20 Eylül 2022 Salı günü Ümraniye’de denetim sırasında hacizli olduğu gerekçesiyle trafikten men edilen otomobilini cinnet geçirerek yakan Yavuz Genç, polis kurşunlarıyla vurularak öldürüldü. Ancak Yavuz Genç’in ailesi bir kez daha “Adalet” için seslendi. Genç ailesi ve sevenleri tarafından oluşturulan “Yavuz Genç Adalet Platformu” 26 Mayıs Cuma günü Anadolu Adalet Sarayı önünde basın açıklamasında bulundu. Basın açıklaması sırasında savcı tarafından olayın Ağır Ceza Mahkemesi’nden değil, Asliye Ceza Mahkemesi’nden taksirle öldürme suçu ile ile dava açılmasına tepki gösterildi.

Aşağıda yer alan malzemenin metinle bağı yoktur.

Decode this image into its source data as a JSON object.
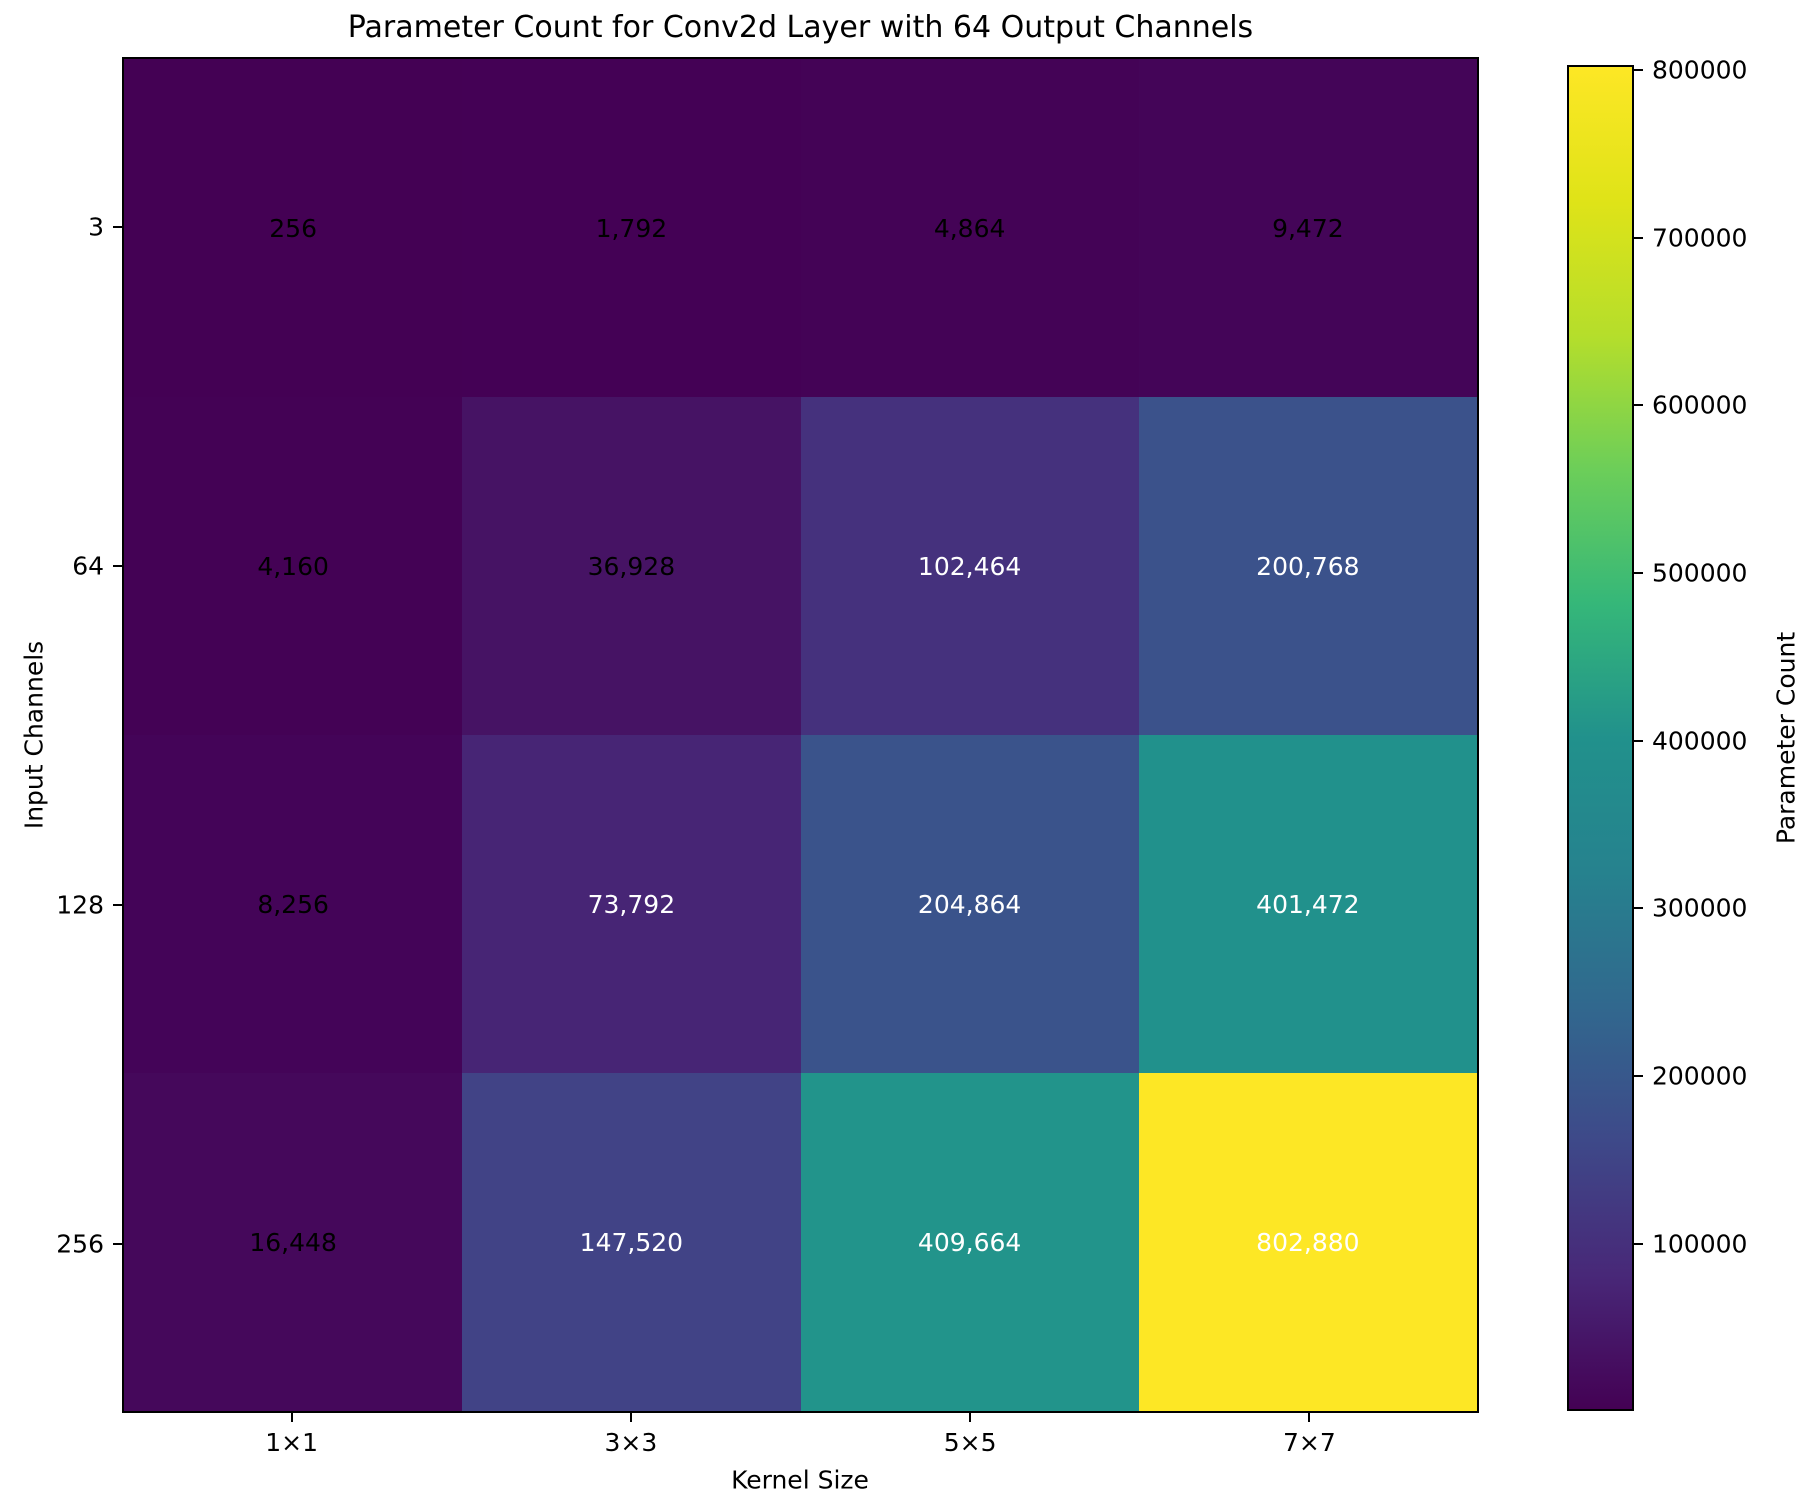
{
  "title": "Parameter Count for Conv2d Layer with 64 Output Channels",
  "chart_data": {
    "type": "heatmap",
    "title": "Parameter Count for Conv2d Layer with 64 Output Channels",
    "xlabel": "Kernel Size",
    "ylabel": "Input Channels",
    "x_categories": [
      "1×1",
      "3×3",
      "5×5",
      "7×7"
    ],
    "y_categories": [
      "3",
      "64",
      "128",
      "256"
    ],
    "values": [
      [
        256,
        1792,
        4864,
        9472
      ],
      [
        4160,
        36928,
        102464,
        200768
      ],
      [
        8256,
        73792,
        204864,
        401472
      ],
      [
        16448,
        147520,
        409664,
        802880
      ]
    ],
    "cell_labels": [
      [
        "256",
        "1,792",
        "4,864",
        "9,472"
      ],
      [
        "4,160",
        "36,928",
        "102,464",
        "200,768"
      ],
      [
        "8,256",
        "73,792",
        "204,864",
        "401,472"
      ],
      [
        "16,448",
        "147,520",
        "409,664",
        "802,880"
      ]
    ],
    "cell_colors": [
      [
        "#440154",
        "#440155",
        "#440356",
        "#440558"
      ],
      [
        "#440255",
        "#461364",
        "#45317d",
        "#3b528b"
      ],
      [
        "#440458",
        "#472575",
        "#3a538b",
        "#21918c"
      ],
      [
        "#45085b",
        "#414386",
        "#22948b",
        "#fde725"
      ]
    ],
    "cell_text_colors": [
      [
        "#000000",
        "#000000",
        "#000000",
        "#000000"
      ],
      [
        "#000000",
        "#000000",
        "#ffffff",
        "#ffffff"
      ],
      [
        "#000000",
        "#ffffff",
        "#ffffff",
        "#ffffff"
      ],
      [
        "#000000",
        "#ffffff",
        "#ffffff",
        "#ffffff"
      ]
    ],
    "colormap": "viridis",
    "grid": false,
    "colorbar": {
      "label": "Parameter Count",
      "tick_labels": [
        "800000",
        "700000",
        "600000",
        "500000",
        "400000",
        "300000",
        "200000",
        "100000"
      ],
      "tick_values": [
        800000,
        700000,
        600000,
        500000,
        400000,
        300000,
        200000,
        100000
      ],
      "vmin": 256,
      "vmax": 802880
    },
    "background_color": "#ffffff"
  }
}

“TAKSİRLE ÖLDÜRMEDEN MAHKEME AÇILDI, KABUL EDİLEMEZ BİR DURUM”
Düzenlenen basın toplantısında savcının Asliye Ceza’dan davayı taksirle öldürmeden açtığına dikkat çeken Genç Ailesinin Avukatı, dosya hakkında şu bilgileri verdi:
“Öncelikle Yavuz Genç kardeşimize Allah’tan rahmet diliyoruz. Ailesine de sabırlar diliyoruz. Bugün burada bulunmamızın sebebi, Yavuz Genç İçin Adalet Platformu’nda Yavuz Genç’in dosyasıyla ilgili kamu oyuna bilgi vermek ve aydınlatmaktır. Bilindiği gibi 2022 Eylül ayında bu olay meydana gelmiştir. Aradan geçen 9 aylık sürede iddianame çok geç düzenlenmiştir. Bugün öğrendiğimiz itibariyle 14.42’de dava açılmıştır. Fakat dosyaya baktığımız zaman, iddianamenin olayla ilgisiyle ilgili, olayın delilleriyle ilgili hiçbir bağlantısı olmadığını taskirle öldürme nedeniyle dava açıldığı görülmektedir. Şunu söylemek isteriz ki “Yaşam Hakkı Kutsaldır”. Yaşam hakkının kutsallığı uluslararası sözleşmelerde, anayasamızda teminat altına alınmıştır. Yavuz Genç kardeşimizin de yaşam hakkı elinden alınmıştır. Olayın failleri, olayı işlerken kasten hareket etmişlerdir. Her ne kadar iddianamede bu şekilde bir anlatım varsa da biz bunu kesinlikle kabul etmiyoruz. Yavuz Genç İçin Adalet Platformu bunun için buradadır. Adaletin tecellisi için hepimiz buradayız. Amacımız gerçeklerin adaletin ortaya çıkmasıdır. Dosyaya bakıldığında, dosyada ki delillere bakıldığında olayın kasten olduğu açıkça ortadadır. Halbuki iddianamede taksirle öldürme gibi basit bir şekile indirgenmiştir. Bu kabul edilemez bir durumdur. Biz inanıyoruzki önüne gelen dosyada mahkemenin görevsizlik kararı vererek dosyanın ağır ceza mahkemesine gönderileceği kanatindeyiz. Olayın failleriyle ilgilide gereken cezanın verileceği inancındayız. Mahkemeninde bu yönde karar vereceğine inanıyoruz. ”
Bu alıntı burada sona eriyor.